Pros: Extremely well-crafted
Cons: I had a lot of trouble getting into it
Rating: 4 out of 5

In Peter Straub’s thriller Koko (Blue Rose Trilogy), a handful of Vietnam vets in 1982 find themselves caught up in a mystery. Dr. Michael Poole is unhappily married and at a crossroads in his life. Lawyer Harry Beevers is obsessed with getting rich and finding fame and glory. Restaurant owner Tina Pumo takes great pride in his Vietnamese restaurant in New York City. Working man Conor Linklater floats from job to job, and feels ill-at-ease among his more well-to-do comrades. The four reunite to see the Vietnam Memorial on Veteran’s Day in 1982, and Beevers wants something from the others. While the group was in Vietnam, sometimes enemy corpses would be found with eyes and ears missing and “KOKO” scrawled on a playing card shoved in the mouth. Apparently several corpses matching this description have shown up recently in Singapore, and Beevers thinks the culprit is Tim Underhill, a writer and another soldier from their unit. He wants the group to go to Singapore and find Underhill. He plans to write a book based on the experience, finding the fame and fortune he craves. But going after Underhill will be harder, and more dangerous, than Beevers imagines. Especially when the remains of the unit become Koko’s next targets.

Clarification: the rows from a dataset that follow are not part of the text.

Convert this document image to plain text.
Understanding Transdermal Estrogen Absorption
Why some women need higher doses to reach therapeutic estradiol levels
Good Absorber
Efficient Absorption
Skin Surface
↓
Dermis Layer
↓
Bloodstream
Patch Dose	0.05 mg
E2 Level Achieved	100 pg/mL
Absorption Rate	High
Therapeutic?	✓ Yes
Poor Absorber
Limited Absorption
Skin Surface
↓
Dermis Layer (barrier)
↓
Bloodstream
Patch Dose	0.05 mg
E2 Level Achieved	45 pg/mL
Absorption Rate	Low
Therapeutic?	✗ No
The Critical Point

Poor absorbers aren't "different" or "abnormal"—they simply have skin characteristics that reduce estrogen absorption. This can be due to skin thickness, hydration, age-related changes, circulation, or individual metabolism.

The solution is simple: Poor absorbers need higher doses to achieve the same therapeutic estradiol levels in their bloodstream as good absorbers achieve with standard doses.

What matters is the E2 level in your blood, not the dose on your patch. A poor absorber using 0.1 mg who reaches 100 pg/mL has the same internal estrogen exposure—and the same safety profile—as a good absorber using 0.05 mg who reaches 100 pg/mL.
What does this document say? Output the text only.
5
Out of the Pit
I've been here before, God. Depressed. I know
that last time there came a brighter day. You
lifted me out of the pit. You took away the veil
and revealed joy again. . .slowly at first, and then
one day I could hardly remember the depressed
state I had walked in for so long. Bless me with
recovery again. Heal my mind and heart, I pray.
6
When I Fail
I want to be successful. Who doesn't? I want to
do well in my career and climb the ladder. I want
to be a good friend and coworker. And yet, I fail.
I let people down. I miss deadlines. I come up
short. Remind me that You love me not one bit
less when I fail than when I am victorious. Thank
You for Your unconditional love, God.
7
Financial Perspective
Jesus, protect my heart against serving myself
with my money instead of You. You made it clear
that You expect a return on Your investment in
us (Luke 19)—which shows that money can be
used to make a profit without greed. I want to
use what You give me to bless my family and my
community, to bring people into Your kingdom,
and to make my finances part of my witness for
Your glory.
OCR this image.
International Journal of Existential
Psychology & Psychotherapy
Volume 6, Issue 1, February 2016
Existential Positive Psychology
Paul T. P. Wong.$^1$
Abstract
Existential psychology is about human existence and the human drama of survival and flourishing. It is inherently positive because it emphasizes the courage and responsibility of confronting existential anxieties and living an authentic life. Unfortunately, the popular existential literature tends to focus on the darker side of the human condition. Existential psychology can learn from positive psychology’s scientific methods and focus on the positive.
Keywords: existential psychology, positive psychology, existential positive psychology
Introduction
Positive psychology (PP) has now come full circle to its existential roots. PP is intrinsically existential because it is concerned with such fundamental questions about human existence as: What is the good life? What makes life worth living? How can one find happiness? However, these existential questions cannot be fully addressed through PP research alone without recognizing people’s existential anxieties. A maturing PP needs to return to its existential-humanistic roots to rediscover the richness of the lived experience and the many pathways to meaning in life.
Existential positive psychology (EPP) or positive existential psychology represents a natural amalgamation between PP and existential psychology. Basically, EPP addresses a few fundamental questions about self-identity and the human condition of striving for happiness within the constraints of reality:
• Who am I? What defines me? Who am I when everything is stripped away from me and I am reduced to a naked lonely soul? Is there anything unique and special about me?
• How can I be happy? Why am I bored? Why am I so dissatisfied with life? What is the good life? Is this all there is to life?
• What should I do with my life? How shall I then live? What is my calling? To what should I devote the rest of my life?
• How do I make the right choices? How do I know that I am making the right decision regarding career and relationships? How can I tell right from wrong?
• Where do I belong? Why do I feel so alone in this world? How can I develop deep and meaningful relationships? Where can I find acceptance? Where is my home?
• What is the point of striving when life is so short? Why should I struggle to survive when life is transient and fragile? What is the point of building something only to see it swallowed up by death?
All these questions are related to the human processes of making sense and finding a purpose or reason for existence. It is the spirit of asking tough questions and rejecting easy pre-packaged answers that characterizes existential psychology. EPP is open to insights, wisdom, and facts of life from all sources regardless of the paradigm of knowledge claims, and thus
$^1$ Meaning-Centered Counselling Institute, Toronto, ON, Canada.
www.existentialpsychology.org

Everything seems to come back to Ia Thuc, the site of horrible events that happened during the Vietnam War. Events that Beevers (then a Lieutenant, or as his soldiers called him, “the Lost Boss”, for walking them into the middle of an ambush) and another soldier (now dead) named Dengler were courts-martialed for, but then acquitted. We get to see the events of Ia Thuc unfold bit by bit, detail by detail, first through implication and then through actual description. Ia Thuc is the dark heart of the group, and it’s clear they all carry it with them no matter how successful (or not) they’ve managed to become since then.

The characters are incredible–they’re the highlight of this book. I’m not sure I exactly like any of them as such, but they have an amazing amount of depth. And there’s a varying amount of stuff to dislike about them–they aren’t uniformly terrible people or anything. They have their good sides and their bad sides.

Another highlight of the book is the atmosphere in Singapore, Bangkok, and New York City. A whole lot of detail goes into making these places unique and engaging. Plenty of events that don’t seem at first to impact the main storyline go into creating the world these characters inhabit.

The real problem for me is that I had trouble getting into the book until at least halfway through. There’s just so much verbiage, and so much detail, that it kept me at arm’s length. Perhaps if I were old enough to be more familiar with the Vietnam War I’d find the story more interesting–the fallout of that war is really the story here.

Content note: sex, violence, and racism.

This is an extremely well-crafted book, but it still didn’t grab hold of me for quite some time.